Musicals are effective at allowing audiences to step into a character’s experience. Love, family, growth and community abound in the story of Starwalker, a musical created by Indigenous, two-spirit storyteller Corey Payette. Starwalker will be performed, Feb. 17 to Mar. 5, at the York Theatre.

In creating the show, Payette says he drew on his background as a queer Indigenous creative in East Vancouver.

“This show is really just an extension, and a celebration, of that really diverse and celebratory community that already exists,” says Payette. “So it’s really just uplifting those kinds of stories, and saying these places should exist everywhere for everyone.”

While Starwalker is a fictional story about an Indigenous, two-spirit drag queen, Payette says the show reflects the beautiful reality of the community he has found in his neighbourhood.

The means of a musical

Corey Payette | Phot courtesy of Corey Payette

Payette says it was exciting to try something new with Starwalker. Having written a number of well-received musicals with historical settings, Starwalker sees a narrative set firmly in the present day, carried along by its modern pop/rock-focused score.

While the story of Star, the titular two-spirit drag queen protagonist, involves a navigating through the lingering effects of their own challenging past, Payette says the show is fundamentally a celebration, a “warm hug.” Starwalker allows audiences to see what the queer Indigenous community in Vancouver looks like today.

“It’s really exciting to get to write something contemporary that’s fun [and] lighthearted. There’s some serious themes in it, but ultimately it’s about love and joy – and finding family and home,” he says.

For Payette, gaining access to Star’s internal monologue, through music revelations makes things all the more rewarding when we can see them persevere.

“Even if they say a line where they’re speaking in a scene: there’s a moment that’s musicalized afterwards that helps you to understand why a character said that. What they’re feeling deep down that maybe they can’t share with everyone yet,” he says. “The great thing about the musical form is that when you can no longer speak, you sing.”

Starwalker, is a new musical written and directed by Corey Payette is an Urban Ink and Raven theatre co-production in association with the Musical Stage Co. actor Dillan Chiblow and art director Andrea Tetrault | Phot courtesy of Corey Payette

A love letter to East Van

Starwalker was deeply inspired by Payette’s experience of living in East Van. For example, he says the kind of cultural and creative blend in his neighbourhood is like nothing he’s ever seen. In this way, the blend of pop and rock, with Indigenous drumming, music that Starwalker often employs reflects the unique sound of Payette’s community.

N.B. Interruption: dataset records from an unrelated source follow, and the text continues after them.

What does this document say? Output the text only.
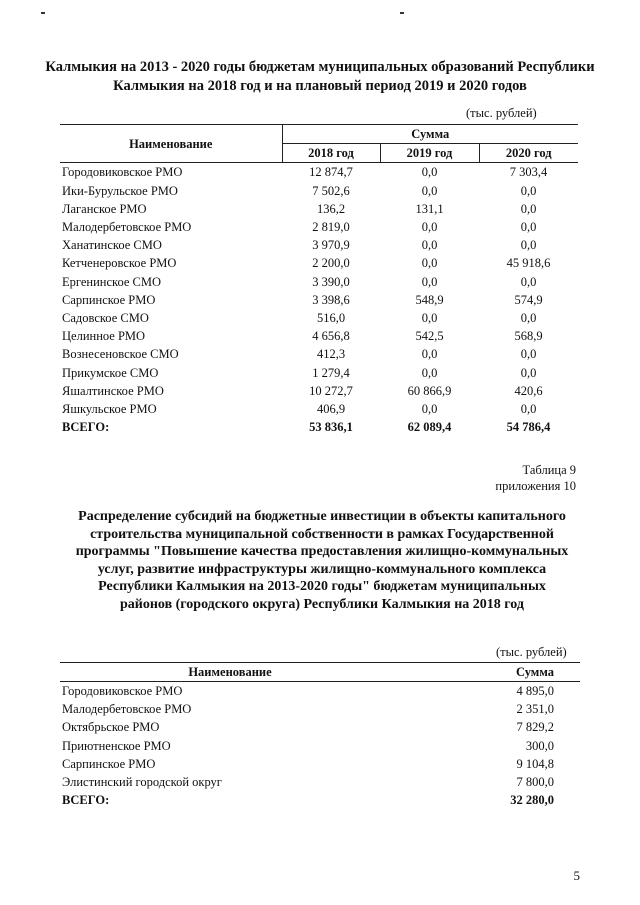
Калмыкия на 2013 - 2020 годы бюджетам муниципальных образований Республики Калмыкия на 2018 год и на плановый период 2019 и 2020 годов
(тыс. рублей)
Наименование	Сумма		
	2018 год	2019 год	2020 год
Городовиковское РМО	12 874,7	0,0	7 303,4
Ики-Бурульское РМО	7 502,6	0,0	0,0
Лаганское РМО	136,2	131,1	0,0
Малодербетовское РМО	2 819,0	0,0	0,0
Ханатинское СМО	3 970,9	0,0	0,0
Кетченеровское РМО	2 200,0	0,0	45 918,6
Ергенинское СМО	3 390,0	0,0	0,0
Сарпинское РМО	3 398,6	548,9	574,9
Садовское СМО	516,0	0,0	0,0
Целинное РМО	4 656,8	542,5	568,9
Вознесеновское СМО	412,3	0,0	0,0
Прикумское СМО	1 279,4	0,0	0,0
Яшалтинское РМО	10 272,7	60 866,9	420,6
Яшкульское РМО	406,9	0,0	0,0
ВСЕГО:	53 836,1	62 089,4	54 786,4
Таблица 9
приложения 10
Распределение субсидий на бюджетные инвестиции в объекты капитального строительства муниципальной собственности в рамках Государственной программы "Повышение качества предоставления жилищно-коммунальных услуг, развитие инфраструктуры жилищно-коммунального комплекса Республики Калмыкия на 2013-2020 годы" бюджетам муниципальных районов (городского округа) Республики Калмыкия на 2018 год
(тыс. рублей)
Наименование	Сумма
Городовиковское РМО	4 895,0
Малодербетовское РМО	2 351,0
Октябрьское РМО	7 829,2
Приютненское РМО	300,0
Сарпинское РМО	9 104,8
Элистинский городской округ	7 800,0
ВСЕГО:	32 280,0
5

“It’s like, where else would you have been able to hear something like that? But I do think that sort of thing exists in East Van,” he says. “It’s such a hugely populated area with Indigenous people. And you go to events and slam poetry, and you do hear drumming music played after a DJ set. So that actually is the richness of this community.”

But beyond the music itself, it’s the sense of community, connection and belonging that Payette has found which has inspired this love letter to East Van. The artist points to events hosted by organisations like Van Vogue Jam, a community partner of the show, that hosts diverse queer Ballroom dance spaces, as inspiration for Starwalker’s spaces where anyone can feel welcome.

“I wouldn’t say it’s directly lifted, for sure. But I can’t help but be influenced by this community because I live here,” says Payette. “It is such a welcoming and truly diverse place. And I think that, even though this is not based on that sort of event, it just sheds light on what exists here. And how this sort of thing is not new, and it’s been happening for a long time.”

In all, Payette hopes to be able to share that joy and community with audiences through the story of Starwalker. It’s something he and many others have been able to experience, and something he thinks everyone should find beneficial.

“I think people need a lot of joy right now,” says Payette. “That’s what I hope people will come away with: is really having a chance to experience new perspectives. And to celebrate this community, and this place that is so special, but then just have a really good time at it as well.”